WSD using supervised and unsupervised methods based on Lexical Chains

For my undergraduate thesis at IIT Madras, I worked on Word Sense Disambiguation, under the guidance of Prof. Balaraman Ravindran. In simple terms, the WSD problem is about figuring out what is the meaning of a word in a given context. For example, "I went to the bank to withdraw some money". Here we mean a financial bank, and not a river bank. Can we get a computer to figure this out?

One can try to solve this problem in many ways. A purely probabilistic method would just be to check if a set of words appear together in a sentence, what is the most likely sense of a word, "given" the other words. We require a bunch of examples to figure out these probabilities and we can then apply this to new situations. Another method would be to compare all the meanings of the set of words and see which combination of meanings are most in sync. We could call this a "semantic" approach. My research attempted to use both approaches together.


Many words in the English languages are polysemous - they have more than one meaning. The meaning of such words depends on the context. When a polysemous word is present in a body of text, a particular sense of the word is activated based on the context. It is critical to understand which sense of a polysemous word is activated in a given context to derive meaning from a text containing polysemous words. Word Sense Disambiguation (WSD) is defined as the ability to computationally determine which sense of a word is activated by its use in a particular context. WSD has been a popular area of research and a number of supervised and unsupervised methods have been constructed to perform WSD. Supervised methods use Machine Learning techniques to perform WSD.

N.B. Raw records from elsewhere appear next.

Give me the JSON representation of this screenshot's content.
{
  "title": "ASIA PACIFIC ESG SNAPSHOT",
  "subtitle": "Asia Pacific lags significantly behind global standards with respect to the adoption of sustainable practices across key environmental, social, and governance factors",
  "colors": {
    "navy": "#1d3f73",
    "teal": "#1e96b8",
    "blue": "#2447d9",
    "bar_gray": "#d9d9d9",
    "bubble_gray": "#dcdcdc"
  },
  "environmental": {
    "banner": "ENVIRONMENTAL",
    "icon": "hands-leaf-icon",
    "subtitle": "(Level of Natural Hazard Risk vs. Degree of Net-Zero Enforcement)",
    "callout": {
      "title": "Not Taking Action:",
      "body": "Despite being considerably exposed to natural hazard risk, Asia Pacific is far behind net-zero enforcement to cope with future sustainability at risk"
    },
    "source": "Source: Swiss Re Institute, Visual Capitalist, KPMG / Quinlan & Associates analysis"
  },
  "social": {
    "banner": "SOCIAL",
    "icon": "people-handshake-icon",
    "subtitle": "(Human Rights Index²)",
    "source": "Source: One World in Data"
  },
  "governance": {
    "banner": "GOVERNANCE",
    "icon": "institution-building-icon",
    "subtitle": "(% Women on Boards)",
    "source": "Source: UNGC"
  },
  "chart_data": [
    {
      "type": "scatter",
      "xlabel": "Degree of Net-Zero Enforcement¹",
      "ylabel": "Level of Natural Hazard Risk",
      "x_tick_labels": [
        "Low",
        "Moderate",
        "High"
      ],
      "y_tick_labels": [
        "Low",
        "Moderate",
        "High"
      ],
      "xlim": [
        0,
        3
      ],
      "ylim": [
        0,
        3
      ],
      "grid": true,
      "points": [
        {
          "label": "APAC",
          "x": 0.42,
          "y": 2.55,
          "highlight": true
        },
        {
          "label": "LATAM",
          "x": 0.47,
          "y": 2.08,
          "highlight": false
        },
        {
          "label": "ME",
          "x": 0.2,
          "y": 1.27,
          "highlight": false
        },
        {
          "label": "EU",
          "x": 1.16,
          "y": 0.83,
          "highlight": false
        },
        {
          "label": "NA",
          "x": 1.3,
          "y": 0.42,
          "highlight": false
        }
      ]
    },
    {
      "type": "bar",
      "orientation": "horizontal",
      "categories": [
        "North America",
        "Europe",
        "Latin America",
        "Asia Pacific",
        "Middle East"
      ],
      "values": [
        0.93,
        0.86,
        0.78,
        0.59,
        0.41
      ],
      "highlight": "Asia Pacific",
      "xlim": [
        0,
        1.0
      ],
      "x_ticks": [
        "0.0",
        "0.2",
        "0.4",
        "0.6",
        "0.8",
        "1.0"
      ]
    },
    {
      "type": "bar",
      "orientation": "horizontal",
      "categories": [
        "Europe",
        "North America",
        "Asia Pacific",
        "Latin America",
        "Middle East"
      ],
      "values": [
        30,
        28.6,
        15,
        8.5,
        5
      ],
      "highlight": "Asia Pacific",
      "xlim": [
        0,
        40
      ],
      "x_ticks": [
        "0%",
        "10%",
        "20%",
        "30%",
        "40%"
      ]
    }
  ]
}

In texts, words that are related semantically come together to collectively convey an idea. Lexical chaining is the process of identifying sets of semantically related words in a text. These sets of words, which we call lexical chains, provide a rich representation of the text and are used in a variety of Natural Language Processing tasks. When a lexical chain is constructed, it is based on the meaning of words in a text, thus lexical chaining algorithms intrinsically perform WSD during the construction of Lexical chains. Galley-McKeown's lexical chaining algorithm, boasts good WSD performance compared to other Lexical Chaining algorithms.

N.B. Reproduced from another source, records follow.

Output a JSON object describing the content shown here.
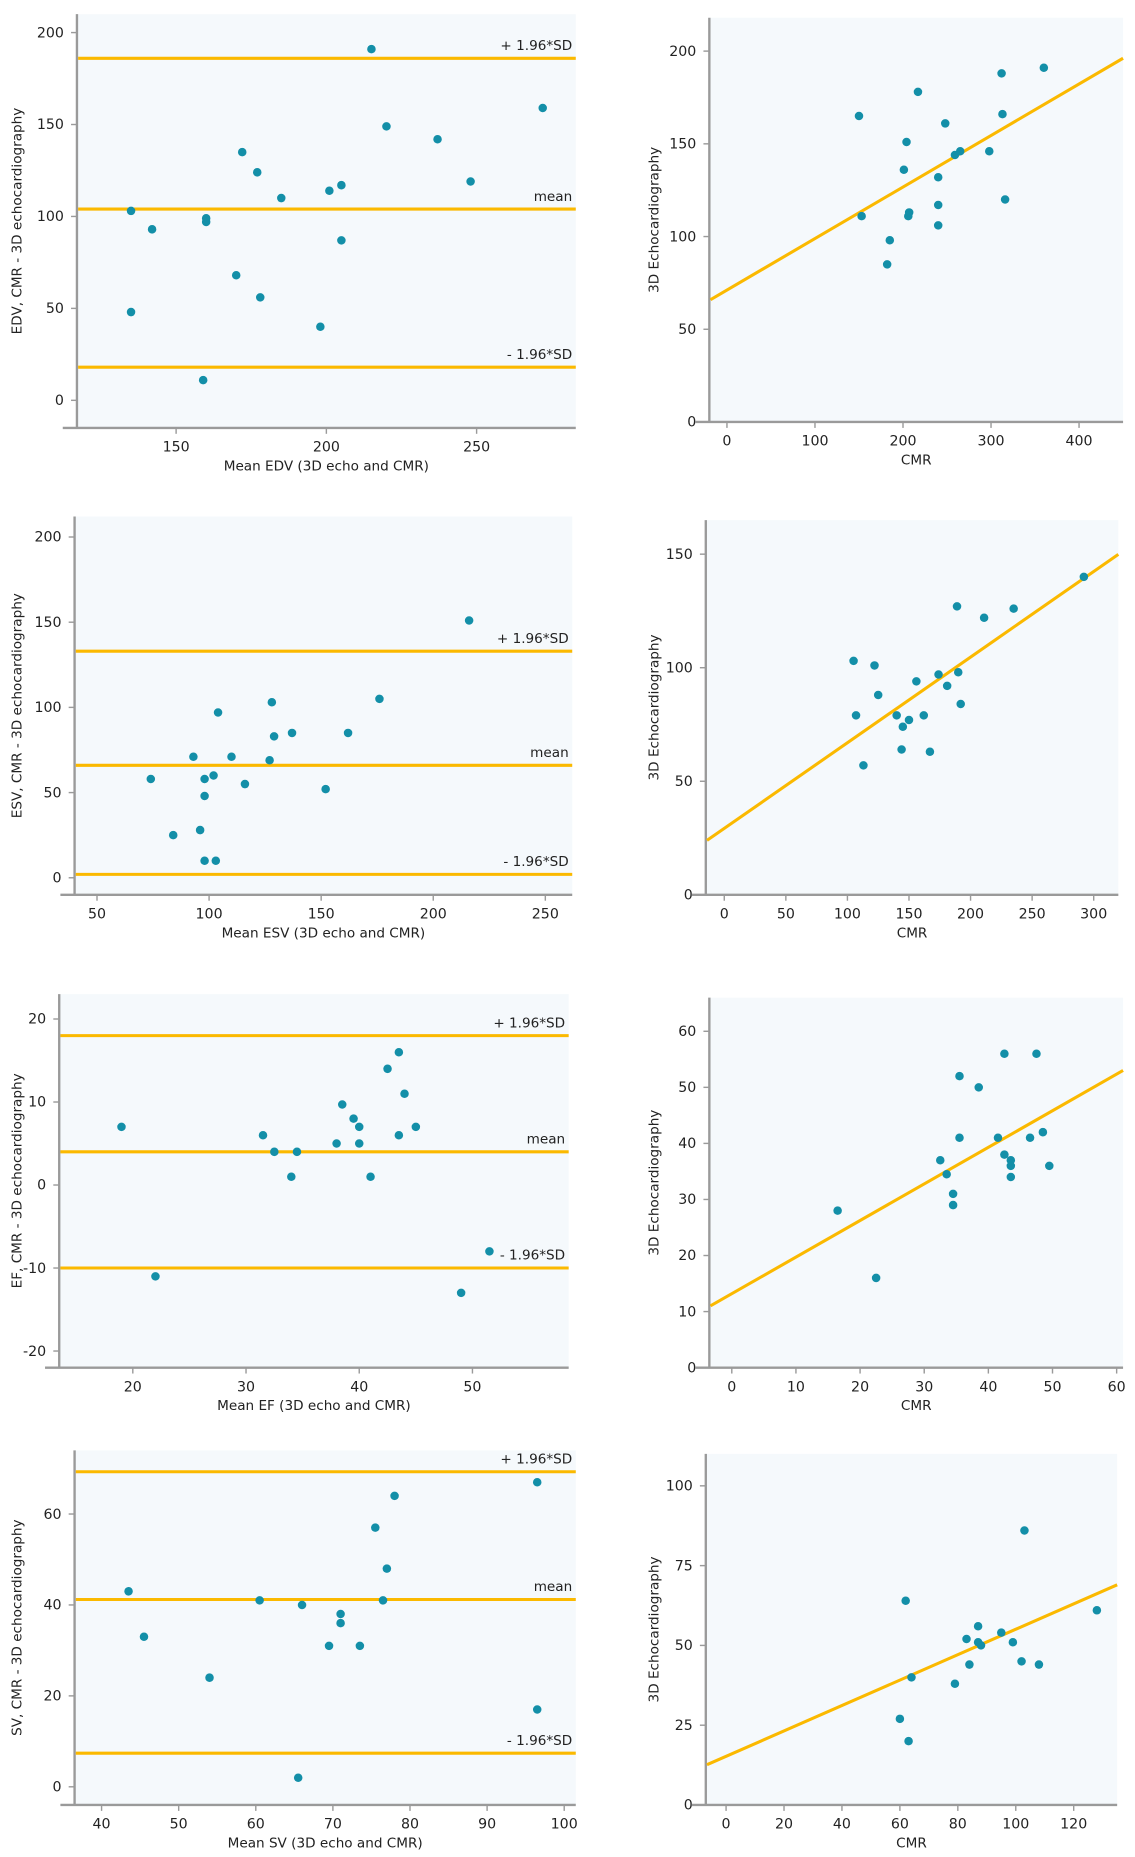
{
  "colors": {
    "point": "#138fa8",
    "line": "#fbb900",
    "plot_bg": "#f5f9fc",
    "axis": "#9a9a9a"
  },
  "chart_data": [
    {
      "id": "edv-bland-altman",
      "type": "scatter",
      "xlabel": "Mean EDV (3D echo and CMR)",
      "ylabel": "EDV, CMR - 3D echocardiography",
      "xlim": [
        117,
        283
      ],
      "ylim": [
        -15,
        210
      ],
      "xticks": [
        150,
        200,
        250
      ],
      "yticks": [
        0,
        50,
        100,
        150,
        200
      ],
      "hlines": [
        {
          "label": "+ 1.96*SD",
          "y": 186
        },
        {
          "label": "mean",
          "y": 104
        },
        {
          "label": "- 1.96*SD",
          "y": 18
        }
      ],
      "points": [
        [
          135,
          103
        ],
        [
          135,
          48
        ],
        [
          142,
          93
        ],
        [
          160,
          99
        ],
        [
          160,
          97
        ],
        [
          159,
          11
        ],
        [
          170,
          68
        ],
        [
          172,
          135
        ],
        [
          177,
          124
        ],
        [
          178,
          56
        ],
        [
          185,
          110
        ],
        [
          198,
          40
        ],
        [
          201,
          114
        ],
        [
          205,
          117
        ],
        [
          205,
          87
        ],
        [
          215,
          191
        ],
        [
          220,
          149
        ],
        [
          237,
          142
        ],
        [
          248,
          119
        ],
        [
          272,
          159
        ]
      ]
    },
    {
      "id": "edv-correlation",
      "type": "scatter",
      "xlabel": "CMR",
      "ylabel": "3D Echocardiography",
      "xlim": [
        -20,
        450
      ],
      "ylim": [
        0,
        218
      ],
      "xticks": [
        0,
        100,
        200,
        300,
        400
      ],
      "yticks": [
        0,
        50,
        100,
        150,
        200
      ],
      "fit": {
        "intercept": 71.5,
        "slope": 0.277
      },
      "points": [
        [
          150,
          165
        ],
        [
          153,
          111
        ],
        [
          182,
          85
        ],
        [
          185,
          98
        ],
        [
          201,
          136
        ],
        [
          204,
          151
        ],
        [
          206,
          111
        ],
        [
          207,
          113
        ],
        [
          217,
          178
        ],
        [
          240,
          132
        ],
        [
          240,
          117
        ],
        [
          240,
          106
        ],
        [
          248,
          161
        ],
        [
          259,
          144
        ],
        [
          265,
          146
        ],
        [
          298,
          146
        ],
        [
          312,
          188
        ],
        [
          313,
          166
        ],
        [
          316,
          120
        ],
        [
          360,
          191
        ]
      ]
    },
    {
      "id": "esv-bland-altman",
      "type": "scatter",
      "xlabel": "Mean ESV (3D echo and CMR)",
      "ylabel": "ESV, CMR - 3D echocardiography",
      "xlim": [
        40,
        262
      ],
      "ylim": [
        -10,
        212
      ],
      "xticks": [
        50,
        100,
        150,
        200,
        250
      ],
      "yticks": [
        0,
        50,
        100,
        150,
        200
      ],
      "hlines": [
        {
          "label": "+ 1.96*SD",
          "y": 133
        },
        {
          "label": "mean",
          "y": 66
        },
        {
          "label": "- 1.96*SD",
          "y": 2
        }
      ],
      "points": [
        [
          74,
          58
        ],
        [
          84,
          25
        ],
        [
          93,
          71
        ],
        [
          96,
          28
        ],
        [
          98,
          10
        ],
        [
          98,
          58
        ],
        [
          98,
          48
        ],
        [
          102,
          60
        ],
        [
          103,
          10
        ],
        [
          104,
          97
        ],
        [
          110,
          71
        ],
        [
          116,
          55
        ],
        [
          127,
          69
        ],
        [
          128,
          103
        ],
        [
          129,
          83
        ],
        [
          137,
          85
        ],
        [
          152,
          52
        ],
        [
          162,
          85
        ],
        [
          176,
          105
        ],
        [
          216,
          151
        ]
      ]
    },
    {
      "id": "esv-correlation",
      "type": "scatter",
      "xlabel": "CMR",
      "ylabel": "3D Echocardiography",
      "xlim": [
        -15,
        320
      ],
      "ylim": [
        0,
        165
      ],
      "xticks": [
        0,
        50,
        100,
        150,
        200,
        250,
        300
      ],
      "yticks": [
        0,
        50,
        100,
        150
      ],
      "fit": {
        "intercept": 29.6,
        "slope": 0.376
      },
      "points": [
        [
          105,
          103
        ],
        [
          107,
          79
        ],
        [
          113,
          57
        ],
        [
          122,
          101
        ],
        [
          125,
          88
        ],
        [
          140,
          79
        ],
        [
          144,
          64
        ],
        [
          145,
          74
        ],
        [
          150,
          77
        ],
        [
          156,
          94
        ],
        [
          162,
          79
        ],
        [
          167,
          63
        ],
        [
          174,
          97
        ],
        [
          181,
          92
        ],
        [
          189,
          127
        ],
        [
          190,
          98
        ],
        [
          192,
          84
        ],
        [
          211,
          122
        ],
        [
          235,
          126
        ],
        [
          292,
          140
        ]
      ]
    },
    {
      "id": "ef-bland-altman",
      "type": "scatter",
      "xlabel": "Mean EF (3D echo and CMR)",
      "ylabel": "EF, CMR - 3D echocardiography",
      "xlim": [
        13.5,
        58.5
      ],
      "ylim": [
        -22,
        23
      ],
      "xticks": [
        20,
        30,
        40,
        50
      ],
      "yticks": [
        -20,
        -10,
        0,
        10,
        20
      ],
      "hlines": [
        {
          "label": "+ 1.96*SD",
          "y": 18
        },
        {
          "label": "mean",
          "y": 4
        },
        {
          "label": "- 1.96*SD",
          "y": -10
        }
      ],
      "points": [
        [
          19,
          7
        ],
        [
          22,
          -11
        ],
        [
          31.5,
          6
        ],
        [
          32.5,
          4
        ],
        [
          34,
          1
        ],
        [
          34.5,
          4
        ],
        [
          38,
          5
        ],
        [
          38.5,
          9.7
        ],
        [
          39.5,
          8
        ],
        [
          40,
          7
        ],
        [
          40,
          5
        ],
        [
          41,
          1
        ],
        [
          42.5,
          14
        ],
        [
          43.5,
          16
        ],
        [
          43.5,
          6
        ],
        [
          44,
          11
        ],
        [
          45,
          7
        ],
        [
          49,
          -13
        ],
        [
          51.5,
          -8
        ]
      ]
    },
    {
      "id": "ef-correlation",
      "type": "scatter",
      "xlabel": "CMR",
      "ylabel": "3D Echocardiography",
      "xlim": [
        -3.5,
        61
      ],
      "ylim": [
        0,
        66
      ],
      "xticks": [
        0,
        10,
        20,
        30,
        40,
        50,
        60
      ],
      "yticks": [
        0,
        10,
        20,
        30,
        40,
        50,
        60
      ],
      "fit": {
        "intercept": 13.3,
        "slope": 0.651
      },
      "points": [
        [
          16.5,
          28
        ],
        [
          22.5,
          16
        ],
        [
          32.5,
          37
        ],
        [
          33.5,
          34.5
        ],
        [
          34.5,
          31
        ],
        [
          34.5,
          29
        ],
        [
          35.5,
          52
        ],
        [
          35.5,
          41
        ],
        [
          38.5,
          50
        ],
        [
          41.5,
          41
        ],
        [
          42.5,
          56
        ],
        [
          42.5,
          38
        ],
        [
          43.5,
          37
        ],
        [
          43.5,
          36
        ],
        [
          43.5,
          34
        ],
        [
          46.5,
          41
        ],
        [
          47.5,
          56
        ],
        [
          48.5,
          42
        ],
        [
          49.5,
          36
        ]
      ]
    },
    {
      "id": "sv-bland-altman",
      "type": "scatter",
      "xlabel": "Mean SV (3D echo and CMR)",
      "ylabel": "SV, CMR - 3D echocardiography",
      "xlim": [
        36.5,
        101.5
      ],
      "ylim": [
        -4,
        74
      ],
      "xticks": [
        40,
        50,
        60,
        70,
        80,
        90,
        100
      ],
      "yticks": [
        0,
        20,
        40,
        60
      ],
      "hlines": [
        {
          "label": "+ 1.96*SD",
          "y": 69.3
        },
        {
          "label": "mean",
          "y": 41.2
        },
        {
          "label": "- 1.96*SD",
          "y": 7.4
        }
      ],
      "points": [
        [
          43.5,
          43
        ],
        [
          45.5,
          33
        ],
        [
          54,
          24
        ],
        [
          60.5,
          41
        ],
        [
          65.5,
          2
        ],
        [
          66,
          40
        ],
        [
          69.5,
          31
        ],
        [
          71,
          38
        ],
        [
          71,
          36
        ],
        [
          73.5,
          31
        ],
        [
          75.5,
          57
        ],
        [
          76.5,
          41
        ],
        [
          77,
          48
        ],
        [
          78,
          64
        ],
        [
          96.5,
          67
        ],
        [
          96.5,
          17
        ]
      ]
    },
    {
      "id": "sv-correlation",
      "type": "scatter",
      "xlabel": "CMR",
      "ylabel": "3D Echocardiography",
      "xlim": [
        -7,
        135
      ],
      "ylim": [
        0,
        110
      ],
      "xticks": [
        0,
        20,
        40,
        60,
        80,
        100,
        120
      ],
      "yticks": [
        0,
        25,
        50,
        75,
        100
      ],
      "fit": {
        "intercept": 15.4,
        "slope": 0.397
      },
      "points": [
        [
          60,
          27
        ],
        [
          62,
          64
        ],
        [
          63,
          20
        ],
        [
          64,
          40
        ],
        [
          79,
          38
        ],
        [
          83,
          52
        ],
        [
          84,
          44
        ],
        [
          87,
          56
        ],
        [
          87,
          51
        ],
        [
          88,
          50
        ],
        [
          95,
          54
        ],
        [
          99,
          51
        ],
        [
          102,
          45
        ],
        [
          103,
          86
        ],
        [
          108,
          44
        ],
        [
          128,
          61
        ]
      ]
    }
  ]
}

In this work, we construct an ensemble classifier, consisting of a supervised classifier (Naive Bayes Classifier) and Galley McKeown's algorithm to enhance the performance of Galley-McKeown's algortihm. We use the supervised classifier to shortlist the top three senses of each of the words in a text and then use Galley-McKeown's algorithm on this reduced solution space. We show that the Galley-McKeown algorithm boasts of a 24.1% increase in accuracy in WSD performance when shortlisting is carried out by the Naive Bayes Classifier. Since WSD performance is one of the ways of measuring Lexical Chaining performance, the ensemble classifier can be used to construct better lexical chains.

Why did I end up working on this?

As an Engineering Physics student, I could take up courses in the CS department since it was one of the few flexible, interdisciplinary courses at IITM. Soon, I became very interested in ML and NLP and my Professors were supportive when I requested to do my research in the Computer Science department. NLP was truly fascinating to me at this juncture, as I was also pursuing a minor in English Literature. The evolution of Natural Languages, with all their quirks and peculiarities, is an interesting topic by itself. Trying to make a computer understand these languages? Incredibly exciting!